# deepdish

Serving Up Chicago-Style Deep Learning.

Latest post:

The building blocks of Deep Learning 21 Nov 2015

# Caffe with weighted samples

Caffe is a great framework for training and running deep learning networks. However, it does not support weighted samples, which is when you assign an importance for each sample. A weight (importance) of 2 should have the same semantics for a sample as if you made a duplicate of it.

I created an experimental fork of Caffe that supports this:

This modification is so far rough around the edges and likely easy to break. I have also not implemented support for it in all the loss layers, but only a select few.
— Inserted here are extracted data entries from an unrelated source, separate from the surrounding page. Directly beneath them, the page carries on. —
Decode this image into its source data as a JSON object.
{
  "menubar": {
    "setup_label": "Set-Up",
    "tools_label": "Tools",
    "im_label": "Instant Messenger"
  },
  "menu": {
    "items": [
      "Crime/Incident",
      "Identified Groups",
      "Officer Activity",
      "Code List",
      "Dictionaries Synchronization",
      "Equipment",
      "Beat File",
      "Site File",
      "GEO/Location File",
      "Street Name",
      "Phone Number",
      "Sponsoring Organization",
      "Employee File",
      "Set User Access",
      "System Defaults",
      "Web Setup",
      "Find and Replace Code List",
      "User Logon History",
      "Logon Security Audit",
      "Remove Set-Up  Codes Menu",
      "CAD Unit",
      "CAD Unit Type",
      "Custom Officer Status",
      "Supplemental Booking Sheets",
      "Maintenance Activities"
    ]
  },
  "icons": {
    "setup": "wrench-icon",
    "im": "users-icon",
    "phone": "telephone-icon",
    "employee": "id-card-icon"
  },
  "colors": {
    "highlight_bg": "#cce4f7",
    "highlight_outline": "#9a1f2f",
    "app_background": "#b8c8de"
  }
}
It works by adding the blob sample_weight to the dataset, alongside data and label. The easiest way is to save the data as HDF5, which can easily be done through Python:

import h5py
import os

# X should have shape (samples, color channel, width, height)
# y should have shape (samples,)
# w should have shape (samples,)
# They should have dtype np.float32, even label

# DIR is an absolute path (important!)

h5_fn = os.path.join(DIR, 'data.h5')

with h5py.File(h5_fn, 'w') as f:
f['data'] = X
f['label'] = y
f['sample_weight'] = w

text_fn = os.path.join(DIR, 'data.txt')
with open(text_fn, 'w'): as f:
print(h5_fn, file=f)


Or, if you have our deepdish package installed, saving the HDF5 can be done as follows (also see this post):

dd.io.save(h5_fn, dict(data=X, label=y, sample_weight=w))


Now, load the sample_weight in your data layer:

layers {
name: "example"
type: HDF5_DATA
top: "data"
top: "label"
top: "sample_weight"  # <-- add this
hdf5_data_param {
source: "/path/to/data.txt"
batch_size: 100
}
}


The file data.txt should contain a single line with the absolute path to h5_fn, for instance /path/to/data.h5. Next, hook it up to the softmax layer as:

layers {
name: "loss"
type: SOFTMAX_LOSS
bottom: "last_layer"
bottom: "label"
bottom: "sample_weight"  # <-- add this
top: "loss"
}


The layer SOFTMAX_LOSS is one of the few layers that have been adapted to use sample_weight. If you want to use one that has not been implemented yet, take inspiration from src/caffe/softmax_loss_layer.cpp. Remember to also update hpp and cu files where needed. If you end up doing this, pull requests are welcome.